Compton has also signed a deal to Webcast the Marsh Indiana Invitational--four high school football games Aug. 23 at Lucas Oil Stadium. He also hopes to sign a deal to broadcast live from RibFest over Labor Day weekend and wants to pursue events involving the city's professional sports teams.
"Before, these events had to rely on the coverage they got on radio and TV," Compton said. "We think we offer a very affordable way to take charge of their own show, to take things in-house. It's a good way to add value for existing sponsors and attract new ones."
Compton said his company can produce three to five shows for less than $3,000. Compton, who previously worked stints in marketing for the Indiana Pacers, Indianapolis Ice and Indianapolis Colts, will help clients market and sell sponsorships for the Webcasts. Compton said sponsors can buy ads on several shows for $1,000 to $2,000. Compton's firm and clients will split the proceeds.
State Fair officials think the Webcasts will have solid short-term and long-term effects.
"We want to expand our market, and this made good sense," said Andy Klotz, State Fair public relations manager. "This will connect people to the State Fair even when they're not able to get out to the fairgrounds." The fair begins its run Aug. 6.
State Fair officials will market the shows through their Web site and signage at the fair, said Klotz, who thinks archived audio of the shows will draw listeners well after the event is over.
Compton hopes this year's test run will lead to daily broadcasts at next year's State Fair.
Compton brought in Gillis and Pigeon, who made a name for themselves on WIBC radio, to add credibility to the initiative.
While the well-known duo have other business opportunities they're working on, Gillis said they're fully committed to Compton's initiative and will put in whatever time it takes.
"The three of us went into a restaurant recently to talk about this, and you'd have thought I walked in with Barack Obama," Compton said.
Gillis, who has more than 40 years of radio experience, said he was attracted to the initiative by his long-burning desire to be involved in Internet radio, which he describes as "the next frontier."
"Ray Compton understands how things work, and I thought if anyone could make this fly, he could," Gillis said. "I look at this like the emergence of FM. It's a new venue, but it's still about telling a story and getting the right people to talk to."
Gillis is aware of the need to turn a profit on the effort.
"People always want to talk about the number of listeners," Gillis said. "It really doesn't matter how many people are listening.
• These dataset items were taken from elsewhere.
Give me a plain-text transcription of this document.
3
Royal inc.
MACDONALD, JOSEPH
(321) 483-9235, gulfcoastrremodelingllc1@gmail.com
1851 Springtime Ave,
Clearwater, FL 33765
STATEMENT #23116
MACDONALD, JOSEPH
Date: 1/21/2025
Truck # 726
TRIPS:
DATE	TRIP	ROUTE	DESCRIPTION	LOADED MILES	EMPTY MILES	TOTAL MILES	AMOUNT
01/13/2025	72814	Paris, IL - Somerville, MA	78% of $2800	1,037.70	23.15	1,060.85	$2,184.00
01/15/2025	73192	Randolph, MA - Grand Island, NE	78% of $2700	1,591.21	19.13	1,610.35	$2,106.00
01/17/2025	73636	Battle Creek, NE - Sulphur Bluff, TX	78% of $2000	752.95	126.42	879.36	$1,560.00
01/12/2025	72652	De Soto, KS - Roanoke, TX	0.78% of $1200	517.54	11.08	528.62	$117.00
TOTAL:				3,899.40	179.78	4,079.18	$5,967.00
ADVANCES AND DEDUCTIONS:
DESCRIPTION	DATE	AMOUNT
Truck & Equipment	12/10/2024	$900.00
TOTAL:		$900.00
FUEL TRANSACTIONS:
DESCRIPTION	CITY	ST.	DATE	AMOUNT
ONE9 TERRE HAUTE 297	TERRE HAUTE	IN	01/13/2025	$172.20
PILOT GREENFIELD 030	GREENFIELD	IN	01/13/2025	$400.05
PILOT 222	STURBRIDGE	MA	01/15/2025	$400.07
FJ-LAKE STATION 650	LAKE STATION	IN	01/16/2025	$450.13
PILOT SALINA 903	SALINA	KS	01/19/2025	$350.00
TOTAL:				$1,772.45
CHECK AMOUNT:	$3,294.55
What matters is how many people you can spur to action."
A big part of that, Gillis said, will be not only interacting with people at live events, but taking phone calls and e-mails from listeners on the air.
"This is all about being interactive," he said.
Internet broadcasts are better equipped than traditional radio to track listeners and their habits and offer them immediate ways to act, Gillis said.
"People are increasingly getting their information through desktop computers, laptops, iPods and cell phones. That's where this is going, and I think Ray is on the front end of it. I think the potential of this new initiative is limitless."
Gillis is promising compelling shows from the fair--which will air Aug. 7, 11, 12 and 13.
"We see this like a 'Prairie Home Companion Show' live on stage from the Indiana State Fair," Gillis said. "We'll also do a fair bit of roaming around, talking to different people."
Hitting the target
Though the idea of Webcasting isn't new, launching a company specializing in the offering with headliners such as Gillis and Pigeon is unique in this market, said Jason Acquisto, director of MZD Advertising's Interactive Division.
"As the market becomes more splintered, I think there's definitely an audience for this type of programming," Acquisto said.
Gillis and Compton insist the broadcasts won't be one big infomercial.
"This is about information and entertainment," Gillis said.
Acquisto doesn't think mixing messages will be a problem.
"The traditional model is changing," he said. "Partitions are breaking down and advertisers' and sponsors' messages are more built in these days."
Selling enough advertising to cover costs and turn a profit on such initiatives shouldn't be a problem, said Bob Gustafson, Ball State University advertising professor.
"Micro marketing is on the rise," Gustafson said. "With these productions, you'll have a highly targeted audience and that will make this very cost-effective for advertisers. It's no longer about just spraying a message out there. Advertisers want to know their message is hitting the intended target--a very specific target. This offering looks like it could provide that."